Кристина Феррера прикурила и протянула Сальвадору сигарету. Он согнулся и уперся лбом в край стола. Его спина тряслась. Минуту спустя он выпрямился. По лицу текли слезы. Он их вытер. Увидел сигарету, затянулся, проглотив дым.
— Я спрошу тебя еще раз: ты был в хороших отношениях со своим дядей Пабло?
На этот раз Сальвадор кивнул.
— Ты часто с ним виделся?
— Несколько раз в месяц. У нас была сделка. Он дает мне деньги на героин, если я себя контролирую. Он не хотел, чтобы я воровал и снова попал в тюрьму.
— Сколько это продолжалось?
— Последние три года, с тех пор, как я вышел, и перед тем, как меня упекли.
— Тебя ведь посадили за торговлю наркотиками?
— Да, но я не торговал. Я просто попался, имея при себе слишком много героина. Поэтому получил только четыре года.
— Пабло в тебе разочаровался?
— Он единственный раз на меня разозлился, когда я украл что-то из его коллекции, — сказал Сальвадор. — Это был обыкновенный рисунок, какие-то пятна на бумаге. Я продал его за двадцать тысяч песет — цена дозы. Пабло сказал, он стоил три сотни долларов.
— Так говоришь, Пабло разозлился?
— Он был в ярости. Но, знаете, он меня даже не ударил, хотя по меркам моего отца был вправе содрать с меня кожу заживо.
— И после этого вы заключили сделку?
— Как только он остыл и получил назад рисунок.

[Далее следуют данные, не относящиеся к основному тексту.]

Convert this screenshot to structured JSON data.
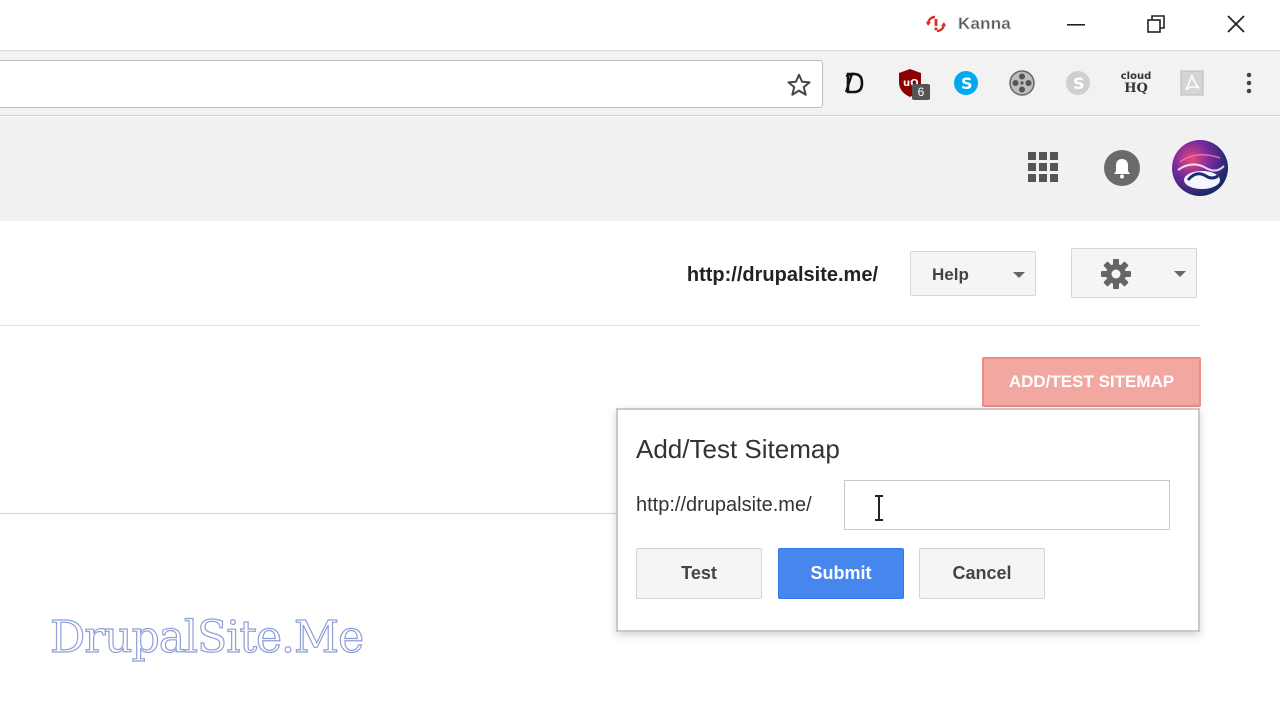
{
  "window": {
    "user_name": "Kanna",
    "controls": [
      "minimize",
      "restore",
      "close"
    ]
  },
  "toolbar": {
    "bookmark_icon": "star-icon",
    "extensions": [
      {
        "name": "dashlane-icon"
      },
      {
        "name": "ublock-icon",
        "badge": "6"
      },
      {
        "name": "skype-icon"
      },
      {
        "name": "film-reel-icon"
      },
      {
        "name": "skype-grey-icon"
      },
      {
        "name": "cloudhq-icon",
        "line1": "cloud",
        "line2": "HQ"
      },
      {
        "name": "pdf-icon"
      }
    ],
    "menu_icon": "kebab-menu-icon"
  },
  "appbar": {
    "apps_icon": "apps-grid-icon",
    "notifications_icon": "bell-icon",
    "avatar": "user-avatar"
  },
  "content": {
    "site_url": "http://drupalsite.me/",
    "help_label": "Help",
    "settings_icon": "gear-icon",
    "add_test_sitemap_label": "ADD/TEST SITEMAP"
  },
  "dialog": {
    "title": "Add/Test Sitemap",
    "url_prefix": "http://drupalsite.me/",
    "input_value": "",
    "test_label": "Test",
    "submit_label": "Submit",
    "cancel_label": "Cancel"
  },
  "watermark": "DrupalSite.Me",
  "colors": {
    "primary_blue": "#4787ed",
    "add_sitemap_red": "#f2a7a0",
    "appbar_grey": "#f1f1f1"
  }
}
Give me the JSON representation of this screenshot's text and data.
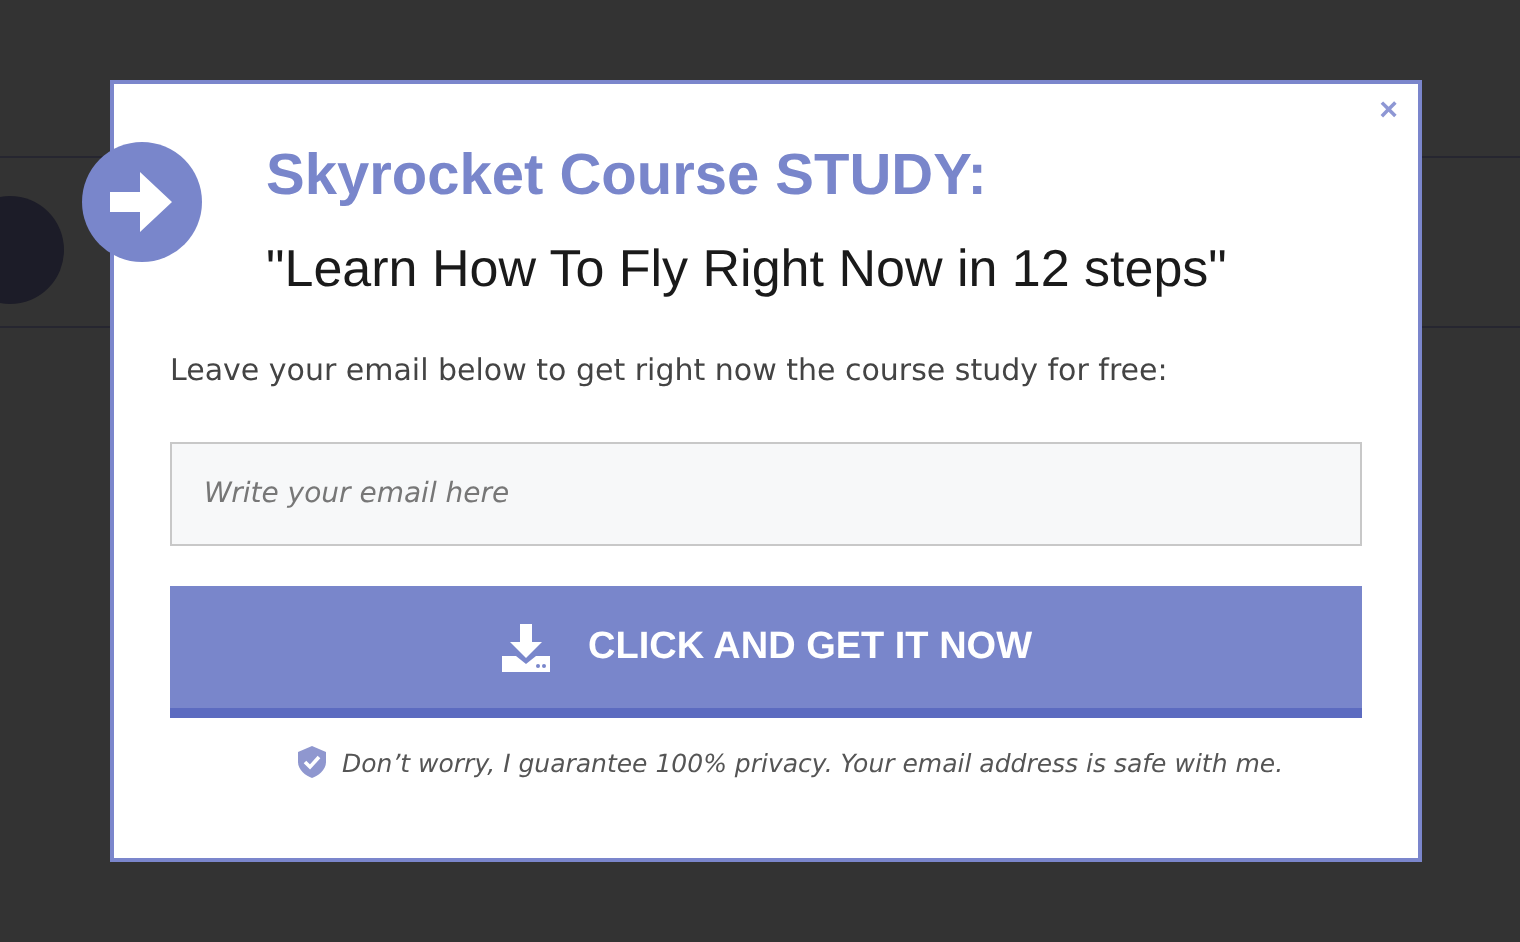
{
  "popup": {
    "close": "×",
    "title": "Skyrocket Course STUDY:",
    "subtitle": "\"Learn How To Fly Right Now in 12 steps\"",
    "description": "Leave your email below to get right now the course study for free:",
    "email_field": {
      "placeholder": "Write your email here"
    },
    "submit_button": "CLICK AND GET IT NOW",
    "privacy_note": "Don’t worry, I guarantee 100% privacy. Your email address is safe with me."
  }
}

— Как часто ты в то время видел Себастьяна?
— Довольно часто, когда Себастьян начал учиться в Академии художеств. Потом мы какое-то время не виделись, пока я не узнал, что Пабло купил ему квартирку на улице Иисуса Всесильного. Я ходил туда, чтобы убраться с улицы и уколоться. Когда Пабло узнал, он внес еще один пункт в наше соглашение. Мне пришлось пообещать не встречаться с Себастьяном, пока я не завяжу. Пабло сказал, у Себастьяна и так с психикой не в порядке и он не хотел бы добавлять к проблеме наркотики.
— Ты выполнил обещание?
— Да Себастьян никогда не интересовался наркотиками. У него были свои способы отгораживаться от мира.
— Какие, например?
— Он называл это «бегством к невинности и красоте». У него в квартире была комната, куда не доходили свет и звуки. Я обычно там кололся. Он нарисовал на потолке точки светящейся краской. Ты словно был окутан бархатистой ночью. Он лежал там, слушал свою музыку и записи стихов, которые сам начитывал.
— Когда он обустроил эту комнату?
— Как только Пабло купил квартиру… пять или шесть лет назад.
— Почему Пабло купил ему эту квартиру?
— Вместе им жилось непросто. Они воевали… словесно. Потом переставали разговаривать друг с другом.
— Пабло когда-нибудь бил Себастьяна?
— Ни разу не слышал.
— А твой отец?
Молчание.
— Я имею в виду, когда он жил в вашей семье, — сказал Фалькон.
Казалось, Сальвадор стал задыхаться. Феррера встала сзади и успокаивала его, положив руки на плечи.
— Ты хотел бы помочь Себастьяну? — спросил Фалькон.
Сальвадор кивнул.
— Здесь нечего стыдиться, — сказал Фалькон. — Все, что ты скажешь, будет использовано только в помощь Себастьяну.
— Есть, чего стыдиться, — чуть не выкрикнул он неожиданно зло, ударив себя в грудь.
— Мы здесь не затем, чтобы тебя осуждать. Это не суд моралистов, — сказала Феррера. — Всякое случается с нами в юности, и мы никак не можем…
— С тобой-то что случилось? — повысил голос Сальвадор, отстраняясь от ее рук. — Какого хрена с тобой хоть раз случилось? Ты долбаная полицейская баба. Ничего никогда с тобой не случалось. Ты знать не знаешь, что происходит в этой жизни. Ты из благополучного мира. Я это чую, как запах твоего мыла. Ты покидаешь благополучный мир и только мимоходом касаешься поверхности среды, в которой мы живем. Ловишь людей за их мелкие грешки. Ты понятия не имеешь, каково оно — с той стороны.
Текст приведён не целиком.